Like the other two processes under examination, they utilise fewer participants over significantly less time than traditional studies, making them unsuitable for certain studies (such as long-form quantitative interviews and diary studies). However, they’re great for exploring those simpler, more straightforward questions that may often be skipped for bigger, more extensive projects with a perceived higher value. There’s much to be said for a rapid research framework clearing the backlog of seemingly smaller unanswered questions and queries.

Rolling Research

Core concepts

Rolling research, like rapid research, allows for faster, more frequent studies but is far more adaptable. Each research project uncovers possible areas for further programs that can also dictate new research requests. It may be ideal as evaluative UX research, but given what each rolling research program reveals, it’s also very much a continuous discovery process.

Usage and applications

Again, rolling research is built on strict schedules, efficient organisation, time-saving templates, and automated processes wherever possible. It’s continuous and iterative, yet has the freedom of not following a strict plan. This results in a process that can navigate the latest trends, issues, practices, and more as they happen. With their findings and reports as simplified as their schedules, it’s simpler for the product team to apply them, updating operations more regularly.

Strengths and weaknesses

Rolling research deals with current trends and issues, is lightweight, streamlined, and easy to deliver, yet above all, its real strength is its adaptability.

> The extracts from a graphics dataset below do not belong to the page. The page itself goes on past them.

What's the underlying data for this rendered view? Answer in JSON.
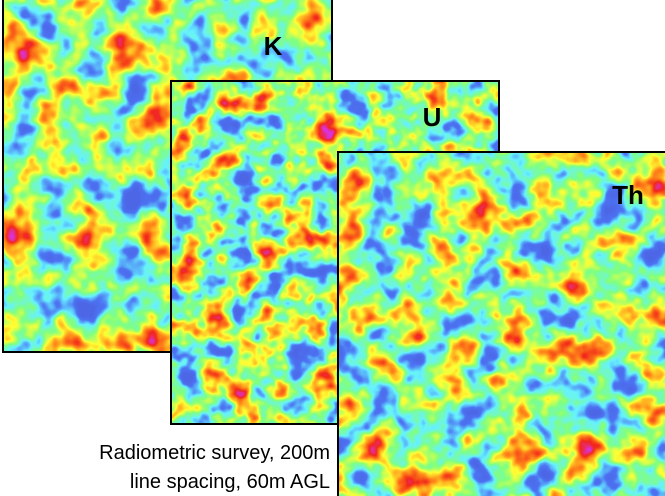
{
  "panels": [
    {
      "label": "K"
    },
    {
      "label": "U"
    },
    {
      "label": "Th"
    }
  ],
  "caption": {
    "lines": [
      "Radiometric survey, 200m",
      "line spacing, 60m AGL"
    ]
  }
}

On the flip side, such a fast and full-on pace demands a lot from its researchers and participants. Maintaining a high level of enthusiasm within a process that never lets up takes a special kind of researcher or practitioner. However, you can navigate burnout and fatigue by including rest periods in the process cadency or alternating teams between rolling research studies and traditional longer-form UX projects.

Finally, recruitment can be tricky with regular weekly studies, and with smaller subject pools and lighter documentation, a rolling research process might miss out on some of the information traditional UX research methodologies cover during their deep dives.

Continuous Research

Core concepts

As we said earlier, the core concept behind continuous research is that it has no fixed or specific subject of study, only to evaluate a product’s ongoing operation and its users’ needs and reactions to the latest trends or updates. The key advantage of continuous research is its fast reaction and response to user issues. It allows the research team to deliver an ongoing, in-depth understanding of their product, users, and behaviours.

However, it’s often difficult to convince shareholders of the value of continuous research without a specific issue to explore or a new feature to evaluate.

Usage and applications

Continuous research is an always-on, 24/7 research process that monitors at every point of the product lifecycle. Out of the three methodologies in today’s discussion, its application is the most generative. It picks out the poor-performing areas from existing data and analytics, with regular research into customer interactions through heatmaps, user interviews, site analytics and analysis.

Strengths and weaknesses

Its strength is in its organisation and ability to uncover issues we might never think to investigate. The strict schedule, just as with the other two practices we’re exploring, ensures that everyone knows exactly what stage the process is at, what they have to accomplish, and when. The findings are presented in a simple way everyone can understand without lengthy presentations or reports, and the data is shared in an accessible manner for all.

Conclusion

With their numerous similarities, it is easy to confuse the terms rapid, rolling, and continuous regarding these three UX research practices. We hope our latest pages, and indeed, this comparison, help shine a light on precisely what each does and why they’re such a great addition to UX research.